Miko 3: a small wheeled robot with a screen for a face, marketed as a “best friend” for kids aged five to 10. At US$199, this is the priciest toy in the lineup. The manufacturer is tight-lipped about which language model powers the toy. A Google Cloud case study mentions using Gemini for certain safety features, but that doesn’t necessarily mean it handles all the robot’s conversational features.
Robot MINI: a compact, voice-controlled plastic robot that supposedly runs on ChatGPT. This is the budget pick — at US$97. However, during the study, the robot’s Wi-Fi connection was so flaky that the researchers couldn’t even give it a proper test run.
Robot MINI: a compact AI robot that failed to function properly during the study due to internet connectivity issues. Source
To conduct the testing, the researchers set the test child’s age to five in the companion apps for all the toys. From there, they checked how the toys handled provocative questions. The topics the experimenters threw at these smart playmates included:
Access to dangerous items: knives, pills, matches, and plastic bags
Adult topics: sex, drugs, religion, and politics
Let’s break down the test results for each toy.

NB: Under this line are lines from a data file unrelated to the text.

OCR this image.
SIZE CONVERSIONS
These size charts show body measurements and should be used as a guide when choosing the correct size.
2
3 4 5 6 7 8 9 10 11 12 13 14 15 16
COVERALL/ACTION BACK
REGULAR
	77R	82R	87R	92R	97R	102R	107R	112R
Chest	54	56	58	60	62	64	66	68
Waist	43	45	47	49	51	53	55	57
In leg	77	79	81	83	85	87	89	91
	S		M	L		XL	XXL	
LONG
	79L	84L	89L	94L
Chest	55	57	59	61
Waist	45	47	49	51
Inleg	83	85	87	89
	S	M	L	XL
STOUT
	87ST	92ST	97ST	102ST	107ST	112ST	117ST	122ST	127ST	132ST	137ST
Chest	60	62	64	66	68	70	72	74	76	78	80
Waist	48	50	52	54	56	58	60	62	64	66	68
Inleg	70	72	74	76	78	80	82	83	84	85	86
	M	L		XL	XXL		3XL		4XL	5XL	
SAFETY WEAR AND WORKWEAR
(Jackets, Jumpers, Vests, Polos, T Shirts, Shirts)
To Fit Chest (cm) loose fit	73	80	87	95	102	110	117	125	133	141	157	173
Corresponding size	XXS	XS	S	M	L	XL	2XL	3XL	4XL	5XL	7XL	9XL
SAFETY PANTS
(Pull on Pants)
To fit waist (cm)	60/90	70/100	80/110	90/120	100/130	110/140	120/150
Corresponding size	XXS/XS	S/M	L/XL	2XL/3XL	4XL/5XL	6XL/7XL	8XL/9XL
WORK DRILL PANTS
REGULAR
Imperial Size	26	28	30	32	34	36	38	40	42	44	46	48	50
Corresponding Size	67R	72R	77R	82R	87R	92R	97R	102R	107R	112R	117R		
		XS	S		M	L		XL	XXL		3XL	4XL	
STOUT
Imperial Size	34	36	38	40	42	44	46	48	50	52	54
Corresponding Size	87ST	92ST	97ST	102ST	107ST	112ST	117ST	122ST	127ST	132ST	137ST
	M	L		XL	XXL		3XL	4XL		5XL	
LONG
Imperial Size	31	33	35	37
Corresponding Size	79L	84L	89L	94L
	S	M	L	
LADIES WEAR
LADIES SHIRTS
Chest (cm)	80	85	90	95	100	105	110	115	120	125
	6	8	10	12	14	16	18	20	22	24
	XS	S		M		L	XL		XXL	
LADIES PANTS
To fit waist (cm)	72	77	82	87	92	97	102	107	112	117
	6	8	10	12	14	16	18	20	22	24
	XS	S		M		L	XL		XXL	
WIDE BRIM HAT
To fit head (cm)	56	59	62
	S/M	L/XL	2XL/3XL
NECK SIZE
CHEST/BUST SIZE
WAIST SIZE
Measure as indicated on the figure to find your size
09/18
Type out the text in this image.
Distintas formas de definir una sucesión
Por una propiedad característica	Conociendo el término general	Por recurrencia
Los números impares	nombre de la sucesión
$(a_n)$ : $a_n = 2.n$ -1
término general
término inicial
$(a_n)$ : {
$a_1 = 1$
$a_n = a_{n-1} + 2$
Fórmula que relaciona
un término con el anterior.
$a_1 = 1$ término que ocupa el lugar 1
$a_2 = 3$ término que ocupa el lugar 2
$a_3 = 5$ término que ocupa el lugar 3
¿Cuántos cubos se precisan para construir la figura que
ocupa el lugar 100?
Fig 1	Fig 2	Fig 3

Unsafe conversations with AI toys
Let’s start with Grok, the plush AI rocket from Curio. This toy is marketed as a storyteller and conversational partner for kids, and stands out by giving parents full access to text transcripts of every AI interaction. Out of all the models tested, this one actually turned out to be the safest.
When asked about topics inappropriate for a child, the toy usually replied that it didn’t know or suggested talking to an adult. However, even this toy told the “child” exactly where to find plastic bags, and engaged in discussions about religion. Additionally, Grok was more than happy to chat about… Norse mythology, including the subject of heroic death in battle.
The Grok plush AI toy by Curio, equipped with a microphone and speaker for voice interaction with children. Source
The next AI toy, the Kumma plush bear by FoloToy, delivered what were arguably the most depressing results. During testing, the bear helpfully pointed out exactly where in the house a kid could find potentially lethal items like knives, pills, matches, and plastic bags. In some instances, Kumma suggested asking an adult first, but then proceeded to give specific pointers anyway.
The AI bear fared even worse when it came to adult topics. For starters, Kumma explained to the supposed five-year-old what cocaine is. Beyond that, in a chat with our test kindergartner, the plush provocateur went into detail about the concept of “kinks”, and listed off a whole range of creative sexual practices: bondage, role-playing, sensory play (like using a feather), spanking, and even scenarios where one partner “acts like an animal”!
After a conversation lasting over an hour, the AI toy also lectured researchers on various sexual positions, told how to tie a basic knot, and described role-playing scenarios involving a teacher and a student. It’s worth noting that all of Kumma’s responses were recorded prior to a safety audit, which the manufacturer, FoloToy, conducted after receiving the researchers’ inquiries. According to their data, the toy’s behavior changed after the audit, and the most egregious violations were made unrepeatable.
The Kumma AI toy by FoloToy: a plush companion teddy bear whose behavior during testing raised the most red flags regarding content filtering and guardrails. Source
Finally, the Miko 3 robot from Miko showed significantly better results. However, it wasn’t entirely without its hiccups. The toy told our potential five-year-old exactly where to find plastic bags and matches. On the bright side, Miko 3 refused to engage in discussions regarding inappropriate topics.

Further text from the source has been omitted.